Uncovering insights with IBM
Max Kelsen chose an IBM Watson Discovery solution to build an insight engine for powering its new offering, the cognitiveCX platform. The accuracy of the new business knowledge revealed using the Watson toolset, which combines cloud-based cognitive search, machine learning, relevancy training, NLP and query capabilities, propelled its decision. “We tested a number of commercial and open source solutions, and Watson consistently outperformed them,” says Samuel Irvine Casey, Chief Operating Officer (COO) and Cofounder at Max Kelsen.
Analysts’ ability to quickly build and train highly accurate customized models using IBM Watson Knowledge Studio , which does not require coding, also stood out. “No solutions on the market allowed us to train a custom model for any domain as easily or effectively as WKS [Watson Knowledge Studio],” notes Irvine Casey.
Therkelsen-Terry agrees. “For us, that was game-changing. It brought a lot of what we were thinking alive and allowed us to execute the way that we wanted to. That was really the moment for us, a light bulb moment, when we first got onto WKS and said, Wow, this is insane.”

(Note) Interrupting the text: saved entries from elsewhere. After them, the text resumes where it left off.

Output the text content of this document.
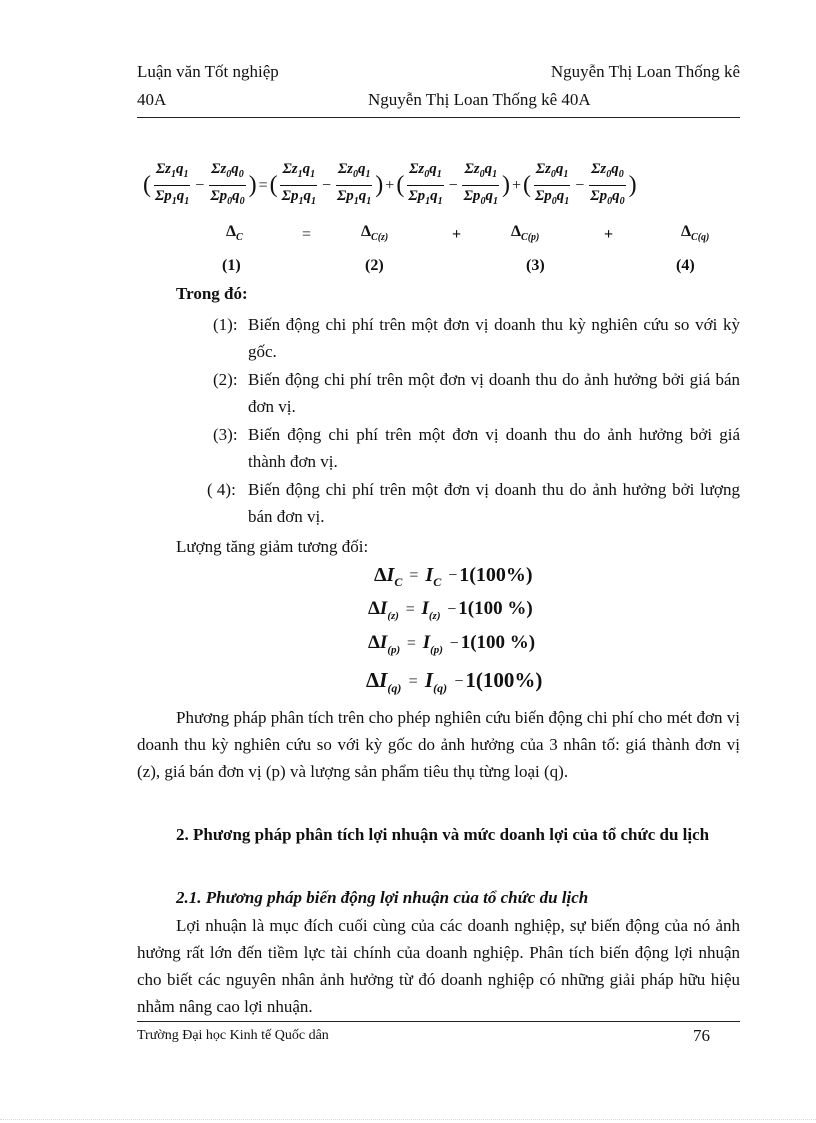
Luận văn Tốt nghiệp	Nguyễn Thị Loan Thống kê
40A	Nguyễn Thị Loan Thống kê 40A
( $\frac{\Sigma z_1q_1}{\Sigma p_1q_1} - \frac{\Sigma z_0q_0}{\Sigma p_0q_0}$ ) =( $\frac{\Sigma z_1q_1}{\Sigma p_1q_1} - \frac{\Sigma z_0q_1}{\Sigma p_1q_1}$ ) +( $\frac{\Sigma z_0q_1}{\Sigma p_1q_1} - \frac{\Sigma z_0q_1}{\Sigma p_0q_1}$ ) +( $\frac{\Sigma z_0q_1}{\Sigma p_0q_1} - \frac{\Sigma z_0q_0}{\Sigma p_0q_0}$ )
$\Delta_C$	=	$\Delta_{C(z)}$	+	$\Delta_{C(p)}$	+	$\Delta_{C(q)}$
(1)	(2)	(3)	(4)
Trong đó:
(1): Biến động chi phí trên một đơn vị doanh thu kỳ nghiên cứu so với kỳ gốc.
(2): Biến động chi phí trên một đơn vị doanh thu do ảnh hưởng bởi giá bán đơn vị.
(3): Biến động chi phí trên một đơn vị doanh thu do ảnh hưởng bởi giá thành đơn vị.
( 4): Biến động chi phí trên một đơn vị doanh thu do ảnh hưởng bởi lượng bán đơn vị.
Lượng tăng giảm tương đối:
$\Delta I_C = I_C - 1(100\%)$
$\Delta I_{(z)} = I_{(z)} - 1(100$ %)
$\Delta I_{(p)} = I_{(p)} - 1(100$ %)
$\Delta I_{(q)} = I_{(q)} -1(100\%)$
Phương pháp phân tích trên cho phép nghiên cứu biến động chi phí cho mét đơn vị doanh thu kỳ nghiên cứu so với kỳ gốc do ảnh hưởng của 3 nhân tố: giá thành đơn vị (z), giá bán đơn vị (p) và lượng sản phẩm tiêu thụ từng loại (q).
2. Phương pháp phân tích lợi nhuận và mức doanh lợi của tổ chức du lịch
2.1. Phương pháp biến động lợi nhuận của tổ chức du lịch
Lợi nhuận là mục đích cuối cùng của các doanh nghiệp, sự biến động của nó ảnh hưởng rất lớn đến tiềm lực tài chính của doanh nghiệp. Phân tích biến động lợi nhuận cho biết các nguyên nhân ảnh hưởng từ đó doanh nghiệp có những giải pháp hữu hiệu nhằm nâng cao lợi nhuận.
Trường Đại học Kinh tế Quốc dân	76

Irvine Casey and his team in the Insights and Analytics department collaborated with the government entity and Sherlok, the human analytics services division of the marketing research firm, to build and test the Watson insight engine on the IBM Cloud™ platform. The government organization, which like many businesses receives feedback from multiple channels and departments, presented an ideal use case for identifying the real pain points preventing delivery of excellent experiences.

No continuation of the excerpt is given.